Это произошло через несколько лет после Октября. А пока, в дни премьеры «Сверчка», студийцы видят против своего театра госпиталь, переполненный ранеными. Артисты ходят туда, неумело, но старательно помогают сбивающимся с ног сестрам, пишут письма за неграмотных раненых в дальние городки, в безвестные деревни. Какая уж тут идиллия, какая надежда на всеобщий мир и прекрасную жизнь добрых и светлых людей?

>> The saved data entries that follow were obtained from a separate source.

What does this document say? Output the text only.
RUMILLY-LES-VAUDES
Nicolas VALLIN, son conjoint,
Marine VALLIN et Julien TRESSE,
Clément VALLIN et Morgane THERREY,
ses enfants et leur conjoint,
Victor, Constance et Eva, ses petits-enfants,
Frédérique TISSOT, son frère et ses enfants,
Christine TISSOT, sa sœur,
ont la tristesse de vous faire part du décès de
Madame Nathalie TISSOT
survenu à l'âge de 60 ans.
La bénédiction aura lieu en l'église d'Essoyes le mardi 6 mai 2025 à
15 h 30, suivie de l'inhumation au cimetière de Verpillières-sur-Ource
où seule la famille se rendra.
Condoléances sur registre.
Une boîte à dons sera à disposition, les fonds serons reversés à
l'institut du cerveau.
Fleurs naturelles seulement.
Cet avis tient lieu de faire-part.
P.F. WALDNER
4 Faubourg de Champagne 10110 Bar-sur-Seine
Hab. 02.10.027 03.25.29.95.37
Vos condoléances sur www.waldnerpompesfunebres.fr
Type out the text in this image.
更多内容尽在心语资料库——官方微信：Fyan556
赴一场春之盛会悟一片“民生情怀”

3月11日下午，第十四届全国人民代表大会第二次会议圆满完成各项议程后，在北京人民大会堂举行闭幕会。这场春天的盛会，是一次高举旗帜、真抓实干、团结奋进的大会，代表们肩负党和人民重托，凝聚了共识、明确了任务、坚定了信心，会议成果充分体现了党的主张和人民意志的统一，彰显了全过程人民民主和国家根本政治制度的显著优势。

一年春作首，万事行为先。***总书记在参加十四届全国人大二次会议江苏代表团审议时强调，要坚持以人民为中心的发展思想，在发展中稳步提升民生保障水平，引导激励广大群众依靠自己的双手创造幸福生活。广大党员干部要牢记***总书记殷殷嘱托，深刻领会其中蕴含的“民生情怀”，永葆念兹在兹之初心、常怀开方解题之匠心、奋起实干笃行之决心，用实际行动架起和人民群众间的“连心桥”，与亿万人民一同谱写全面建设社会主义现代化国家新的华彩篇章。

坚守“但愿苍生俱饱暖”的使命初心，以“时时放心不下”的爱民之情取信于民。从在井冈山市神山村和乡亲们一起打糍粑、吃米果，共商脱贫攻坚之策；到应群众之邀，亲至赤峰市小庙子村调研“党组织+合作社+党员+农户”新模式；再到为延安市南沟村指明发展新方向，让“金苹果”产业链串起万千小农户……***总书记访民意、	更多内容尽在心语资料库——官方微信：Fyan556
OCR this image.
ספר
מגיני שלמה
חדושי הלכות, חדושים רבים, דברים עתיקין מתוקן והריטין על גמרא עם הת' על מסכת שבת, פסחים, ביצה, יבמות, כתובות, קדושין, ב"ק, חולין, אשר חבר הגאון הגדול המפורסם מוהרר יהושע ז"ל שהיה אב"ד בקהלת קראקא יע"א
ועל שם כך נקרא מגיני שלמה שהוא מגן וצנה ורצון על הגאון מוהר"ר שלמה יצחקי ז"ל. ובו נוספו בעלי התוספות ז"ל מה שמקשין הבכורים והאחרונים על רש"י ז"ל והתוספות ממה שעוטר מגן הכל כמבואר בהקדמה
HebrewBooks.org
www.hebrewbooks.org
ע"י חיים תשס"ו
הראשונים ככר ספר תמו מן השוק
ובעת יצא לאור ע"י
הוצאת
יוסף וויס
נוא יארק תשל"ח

В молодости Сулержицкий верил в исконную гармонию жизни. Верил в то, что должен всего себя отдать людям: свой труд, способности, стремления. И сделал это. Жизнь его прошла честно и чисто. Редкий человек принес столько добра ученикам, товарищам, всем, с кем сталкивала его странническая жизнь. Но чем дальше, тем больше убеждается он в том, что одному человеку не остановить историю, не переделать мир только своим добром и помощью людям. Безысходностью полны его последние письма. Гармония, жившая в душе, уходит. Окружающие этого почти не замечают: для них он по-прежнему веселый Сулер с чертиками в глазах, неутомимый капитан молодого театрального братства, жившего летом на берегах Днепра, под Каневом, или в Евпатории. Все каневские «матросы», все «прекрасные индейки и индейцы», обитавшие в самодельных строениях у моря, были влюблены в эту здоровую, простую и рабочую жизнь со свистками-командами вездесущего капитана. Казалось бы, эта жизнь была далека от театра, но в то же время она была пронизана игрою в театр, шутками, выдумками, превращающими в праздник обыкновенную работу в огороде или в поле.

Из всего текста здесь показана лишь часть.